When you aren’t running from enemies or exploring the strange ever-changing terrains, you’ll be solving puzzles that vary from room-to-room. The first puzzle you come across involves knocking books between desks to block lasers that otherwise instantly kill you. You’ll also play a game of ‘Simon Says’ with some electric machines later on. Alongside solving these more practical puzzles, players will also have to complete stealth sections in order to avoid certain enemies.
This is where my biggest roadblock started. In an area that looks like a modernist museum with white marble walls and large impressive sculptures, you have to avoid statues that are shooting lasers. Unfortunately, throughout the entire museum section, I had intermittent framerate drops, which made avoiding the lasers much harder than it otherwise should have been. Throughout the game, I also found my character would get caught on invisible obstacles on the ground. In areas where free exploration was allowed, this wasn’t a problem – but in areas where I had to be quick on my feet, it resulted in numerous unnecessary deaths.
“You’ll be hard-pressed to find anything else as unique as The Inner Friend”
Annoying as those problems are, however, they weren’t enough to completely ruin my time with the game. The Inner Friend is a very intriguing experience, one that’s heightened by its lack of text or dialogue. You’re truly left to your own devices; uncovering the story is up to you and you can interpret it how you wish. And for the most part, the narrative is brilliantly delivered through the game’s environments, characters, music and atmosphere. Not usually mentioned when writing about a game, The Inner Friend even does a brilliant job utilising the controller’s vibration feature.
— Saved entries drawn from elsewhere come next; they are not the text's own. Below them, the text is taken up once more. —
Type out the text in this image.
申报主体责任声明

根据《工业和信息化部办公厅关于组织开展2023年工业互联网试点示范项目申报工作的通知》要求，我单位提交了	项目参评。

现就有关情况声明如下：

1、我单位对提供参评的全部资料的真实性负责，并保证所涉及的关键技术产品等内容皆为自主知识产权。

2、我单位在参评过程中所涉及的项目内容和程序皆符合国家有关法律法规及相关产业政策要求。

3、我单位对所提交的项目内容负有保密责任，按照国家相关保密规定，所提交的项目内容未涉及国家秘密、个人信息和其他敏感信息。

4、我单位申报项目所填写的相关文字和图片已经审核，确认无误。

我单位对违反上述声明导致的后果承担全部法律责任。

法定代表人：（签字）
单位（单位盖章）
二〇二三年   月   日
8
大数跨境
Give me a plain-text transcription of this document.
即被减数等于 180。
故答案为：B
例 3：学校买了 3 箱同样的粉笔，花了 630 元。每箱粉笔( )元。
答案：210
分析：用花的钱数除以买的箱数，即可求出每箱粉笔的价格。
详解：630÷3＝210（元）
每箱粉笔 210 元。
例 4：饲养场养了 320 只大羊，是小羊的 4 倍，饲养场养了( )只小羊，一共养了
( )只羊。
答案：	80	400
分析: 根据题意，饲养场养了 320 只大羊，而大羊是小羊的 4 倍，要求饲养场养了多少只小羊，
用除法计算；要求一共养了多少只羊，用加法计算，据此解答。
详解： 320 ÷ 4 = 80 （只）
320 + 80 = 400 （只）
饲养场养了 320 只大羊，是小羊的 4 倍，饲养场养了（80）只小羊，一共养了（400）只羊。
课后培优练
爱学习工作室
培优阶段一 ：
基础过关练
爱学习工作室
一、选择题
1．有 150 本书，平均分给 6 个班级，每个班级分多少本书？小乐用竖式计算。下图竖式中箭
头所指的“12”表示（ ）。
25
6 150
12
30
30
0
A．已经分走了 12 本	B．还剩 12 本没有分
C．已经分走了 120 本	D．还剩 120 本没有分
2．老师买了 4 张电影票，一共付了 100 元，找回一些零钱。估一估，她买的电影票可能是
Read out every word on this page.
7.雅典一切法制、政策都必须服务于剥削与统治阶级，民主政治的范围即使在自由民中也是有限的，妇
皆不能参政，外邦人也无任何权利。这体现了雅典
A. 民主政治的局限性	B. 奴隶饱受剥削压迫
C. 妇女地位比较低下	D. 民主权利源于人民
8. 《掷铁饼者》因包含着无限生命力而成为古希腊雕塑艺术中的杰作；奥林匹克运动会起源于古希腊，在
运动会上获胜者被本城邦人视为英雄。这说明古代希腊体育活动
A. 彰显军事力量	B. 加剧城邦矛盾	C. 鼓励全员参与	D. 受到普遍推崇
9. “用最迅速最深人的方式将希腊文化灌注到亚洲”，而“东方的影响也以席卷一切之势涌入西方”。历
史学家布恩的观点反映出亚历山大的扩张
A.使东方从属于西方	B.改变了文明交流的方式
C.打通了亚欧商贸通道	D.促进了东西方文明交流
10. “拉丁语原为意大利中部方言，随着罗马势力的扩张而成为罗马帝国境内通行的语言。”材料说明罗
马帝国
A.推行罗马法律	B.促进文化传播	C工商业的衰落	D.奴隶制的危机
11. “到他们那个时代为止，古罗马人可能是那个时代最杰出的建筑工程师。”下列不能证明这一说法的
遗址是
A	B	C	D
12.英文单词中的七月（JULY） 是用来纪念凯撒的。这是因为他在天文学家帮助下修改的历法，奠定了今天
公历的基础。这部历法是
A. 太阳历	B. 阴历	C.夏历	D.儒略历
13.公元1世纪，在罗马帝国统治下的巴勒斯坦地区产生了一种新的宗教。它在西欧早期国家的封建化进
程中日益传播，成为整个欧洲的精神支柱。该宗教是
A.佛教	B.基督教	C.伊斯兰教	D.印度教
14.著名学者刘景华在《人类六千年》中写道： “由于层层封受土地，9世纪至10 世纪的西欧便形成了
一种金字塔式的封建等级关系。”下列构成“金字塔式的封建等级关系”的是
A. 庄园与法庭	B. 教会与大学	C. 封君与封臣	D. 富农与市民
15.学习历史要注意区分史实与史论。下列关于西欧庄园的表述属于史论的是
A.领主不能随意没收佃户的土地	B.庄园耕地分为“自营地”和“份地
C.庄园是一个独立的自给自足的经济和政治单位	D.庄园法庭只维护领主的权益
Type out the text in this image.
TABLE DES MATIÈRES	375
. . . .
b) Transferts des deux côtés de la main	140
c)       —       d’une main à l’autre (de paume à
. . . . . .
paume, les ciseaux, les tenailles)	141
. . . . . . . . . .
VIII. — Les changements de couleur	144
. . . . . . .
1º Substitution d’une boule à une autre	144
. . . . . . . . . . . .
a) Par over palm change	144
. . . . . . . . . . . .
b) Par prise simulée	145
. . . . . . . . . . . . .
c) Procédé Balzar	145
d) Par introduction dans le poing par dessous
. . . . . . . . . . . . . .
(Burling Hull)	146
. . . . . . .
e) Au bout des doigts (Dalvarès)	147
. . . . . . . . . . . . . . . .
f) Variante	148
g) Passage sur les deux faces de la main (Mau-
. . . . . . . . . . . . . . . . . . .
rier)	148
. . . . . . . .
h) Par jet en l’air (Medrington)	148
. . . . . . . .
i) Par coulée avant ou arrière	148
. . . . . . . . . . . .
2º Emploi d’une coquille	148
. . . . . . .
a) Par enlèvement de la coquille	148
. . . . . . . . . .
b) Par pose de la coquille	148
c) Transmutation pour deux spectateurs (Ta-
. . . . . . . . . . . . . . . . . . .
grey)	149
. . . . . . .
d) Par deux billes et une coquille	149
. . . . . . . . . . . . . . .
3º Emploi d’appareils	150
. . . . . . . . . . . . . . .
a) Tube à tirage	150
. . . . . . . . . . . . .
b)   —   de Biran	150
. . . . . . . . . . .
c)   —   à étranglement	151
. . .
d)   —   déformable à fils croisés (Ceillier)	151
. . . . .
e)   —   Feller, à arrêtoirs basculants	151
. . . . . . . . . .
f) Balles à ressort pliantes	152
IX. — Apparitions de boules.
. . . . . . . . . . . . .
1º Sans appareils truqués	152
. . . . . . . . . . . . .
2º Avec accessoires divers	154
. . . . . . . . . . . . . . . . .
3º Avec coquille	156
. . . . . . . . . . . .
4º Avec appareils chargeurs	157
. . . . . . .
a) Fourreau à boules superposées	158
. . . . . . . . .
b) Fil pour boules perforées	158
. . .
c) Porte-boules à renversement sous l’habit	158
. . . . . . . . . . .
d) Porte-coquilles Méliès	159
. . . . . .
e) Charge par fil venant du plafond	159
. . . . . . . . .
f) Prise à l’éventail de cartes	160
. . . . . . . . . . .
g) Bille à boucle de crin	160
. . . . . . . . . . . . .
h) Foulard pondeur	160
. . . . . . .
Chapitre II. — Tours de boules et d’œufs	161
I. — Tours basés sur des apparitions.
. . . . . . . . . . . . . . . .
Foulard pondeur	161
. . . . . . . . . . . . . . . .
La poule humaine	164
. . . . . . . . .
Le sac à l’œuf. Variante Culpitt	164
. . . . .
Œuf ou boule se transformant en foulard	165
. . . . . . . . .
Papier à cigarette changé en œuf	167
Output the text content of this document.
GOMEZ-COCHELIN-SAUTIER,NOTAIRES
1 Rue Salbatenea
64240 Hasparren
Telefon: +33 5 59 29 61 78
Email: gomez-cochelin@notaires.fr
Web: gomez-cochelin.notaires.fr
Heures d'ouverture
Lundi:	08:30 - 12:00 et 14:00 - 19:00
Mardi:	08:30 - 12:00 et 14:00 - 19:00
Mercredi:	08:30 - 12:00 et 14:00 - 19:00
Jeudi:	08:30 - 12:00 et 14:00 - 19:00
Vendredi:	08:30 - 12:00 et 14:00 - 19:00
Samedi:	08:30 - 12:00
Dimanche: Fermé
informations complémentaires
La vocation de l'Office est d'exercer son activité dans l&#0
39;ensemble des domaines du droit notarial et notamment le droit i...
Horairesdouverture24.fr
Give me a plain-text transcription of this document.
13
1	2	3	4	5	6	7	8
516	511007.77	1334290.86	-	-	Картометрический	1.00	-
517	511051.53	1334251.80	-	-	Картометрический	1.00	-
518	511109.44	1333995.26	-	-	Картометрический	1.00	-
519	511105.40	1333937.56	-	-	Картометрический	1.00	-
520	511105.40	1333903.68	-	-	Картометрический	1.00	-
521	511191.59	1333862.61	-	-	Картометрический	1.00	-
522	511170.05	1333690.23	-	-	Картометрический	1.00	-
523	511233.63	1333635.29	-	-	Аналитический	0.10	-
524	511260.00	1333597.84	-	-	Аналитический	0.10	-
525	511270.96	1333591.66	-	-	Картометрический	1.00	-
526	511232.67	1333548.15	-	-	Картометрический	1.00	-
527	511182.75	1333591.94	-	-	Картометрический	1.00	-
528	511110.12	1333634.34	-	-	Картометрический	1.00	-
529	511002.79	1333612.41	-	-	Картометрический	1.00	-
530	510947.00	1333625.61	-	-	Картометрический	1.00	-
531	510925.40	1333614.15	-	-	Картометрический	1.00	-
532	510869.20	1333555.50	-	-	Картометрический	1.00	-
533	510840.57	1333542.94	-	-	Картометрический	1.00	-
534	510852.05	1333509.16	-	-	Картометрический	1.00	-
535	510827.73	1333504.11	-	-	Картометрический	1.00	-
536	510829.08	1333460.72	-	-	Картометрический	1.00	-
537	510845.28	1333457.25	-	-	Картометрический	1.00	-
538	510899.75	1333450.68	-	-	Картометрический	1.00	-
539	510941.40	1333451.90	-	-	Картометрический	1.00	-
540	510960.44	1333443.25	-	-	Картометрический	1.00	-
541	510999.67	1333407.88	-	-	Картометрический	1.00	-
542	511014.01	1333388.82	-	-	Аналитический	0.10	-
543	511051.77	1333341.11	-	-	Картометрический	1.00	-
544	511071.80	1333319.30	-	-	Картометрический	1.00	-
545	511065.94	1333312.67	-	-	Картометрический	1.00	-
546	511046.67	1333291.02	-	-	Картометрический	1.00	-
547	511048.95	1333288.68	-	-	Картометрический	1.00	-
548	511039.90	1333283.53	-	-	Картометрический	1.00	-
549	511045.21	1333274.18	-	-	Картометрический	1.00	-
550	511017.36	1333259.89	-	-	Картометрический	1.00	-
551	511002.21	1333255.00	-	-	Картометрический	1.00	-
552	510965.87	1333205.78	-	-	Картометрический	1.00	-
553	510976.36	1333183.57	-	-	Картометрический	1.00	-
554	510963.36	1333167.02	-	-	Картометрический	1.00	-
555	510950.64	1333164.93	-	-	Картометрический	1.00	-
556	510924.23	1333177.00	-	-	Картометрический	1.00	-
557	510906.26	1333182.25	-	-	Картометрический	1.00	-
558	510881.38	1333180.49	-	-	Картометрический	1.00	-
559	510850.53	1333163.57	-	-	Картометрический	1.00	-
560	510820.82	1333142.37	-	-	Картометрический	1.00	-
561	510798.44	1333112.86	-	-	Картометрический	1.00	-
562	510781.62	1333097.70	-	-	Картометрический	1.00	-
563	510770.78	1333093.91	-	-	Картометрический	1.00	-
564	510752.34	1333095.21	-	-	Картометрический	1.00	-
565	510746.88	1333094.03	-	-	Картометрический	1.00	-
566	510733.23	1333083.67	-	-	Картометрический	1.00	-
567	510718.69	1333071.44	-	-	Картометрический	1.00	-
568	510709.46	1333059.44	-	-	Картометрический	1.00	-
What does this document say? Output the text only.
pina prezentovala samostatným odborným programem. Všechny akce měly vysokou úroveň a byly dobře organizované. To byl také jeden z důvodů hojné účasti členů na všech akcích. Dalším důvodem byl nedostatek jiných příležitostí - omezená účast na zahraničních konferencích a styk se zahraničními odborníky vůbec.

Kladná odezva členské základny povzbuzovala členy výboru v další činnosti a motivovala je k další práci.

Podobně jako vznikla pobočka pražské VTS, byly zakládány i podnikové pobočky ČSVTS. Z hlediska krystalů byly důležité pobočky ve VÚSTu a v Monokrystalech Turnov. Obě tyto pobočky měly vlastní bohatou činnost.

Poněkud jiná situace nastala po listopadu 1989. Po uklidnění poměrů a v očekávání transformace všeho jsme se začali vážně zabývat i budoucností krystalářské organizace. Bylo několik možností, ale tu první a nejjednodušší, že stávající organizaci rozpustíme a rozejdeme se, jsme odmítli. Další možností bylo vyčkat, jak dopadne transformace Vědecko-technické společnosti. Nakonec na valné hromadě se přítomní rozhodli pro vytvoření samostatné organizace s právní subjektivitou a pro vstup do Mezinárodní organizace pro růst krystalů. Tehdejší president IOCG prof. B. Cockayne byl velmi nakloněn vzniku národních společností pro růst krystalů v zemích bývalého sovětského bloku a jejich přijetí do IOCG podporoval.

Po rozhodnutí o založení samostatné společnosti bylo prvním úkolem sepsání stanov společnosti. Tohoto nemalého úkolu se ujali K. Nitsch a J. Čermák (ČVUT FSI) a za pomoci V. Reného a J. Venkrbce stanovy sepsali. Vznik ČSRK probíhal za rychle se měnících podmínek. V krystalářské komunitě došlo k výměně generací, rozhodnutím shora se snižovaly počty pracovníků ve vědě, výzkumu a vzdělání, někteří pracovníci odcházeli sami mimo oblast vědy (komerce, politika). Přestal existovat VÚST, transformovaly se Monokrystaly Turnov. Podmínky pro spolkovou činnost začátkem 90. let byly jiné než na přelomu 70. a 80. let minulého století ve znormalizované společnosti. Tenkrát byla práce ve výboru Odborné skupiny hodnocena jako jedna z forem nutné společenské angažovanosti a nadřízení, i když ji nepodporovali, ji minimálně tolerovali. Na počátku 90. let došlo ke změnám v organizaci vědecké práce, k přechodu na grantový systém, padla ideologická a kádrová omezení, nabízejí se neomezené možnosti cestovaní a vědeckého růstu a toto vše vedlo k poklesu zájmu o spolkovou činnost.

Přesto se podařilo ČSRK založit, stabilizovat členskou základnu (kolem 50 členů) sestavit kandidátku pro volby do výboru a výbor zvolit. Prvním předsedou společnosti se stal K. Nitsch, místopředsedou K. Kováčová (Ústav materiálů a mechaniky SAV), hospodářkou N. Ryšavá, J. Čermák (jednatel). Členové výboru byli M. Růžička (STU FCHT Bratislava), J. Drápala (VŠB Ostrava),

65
When a door is opened by an unseen enemy, your controller will vibrate to be sure you’ve noticed. If the environment is being shifted, your controller will shake as if to simulate those moving parts. It’s a wonderful addition, albeit small and subtle.
Going into the game not really knowing what to expect, The Inner Friend proved to be a pleasant surprise. With an intriguing concept, open story, immersive environments and dynamic yet silent characters, you’ll be hard-pressed to find anything else as unique. If you can look past the few technical issues – which can hopefully be ironed out with a patch – you’ll find a worthwhile story about overcoming loneliness and self-doubt, cherishing your friendships and rediscovering who you are.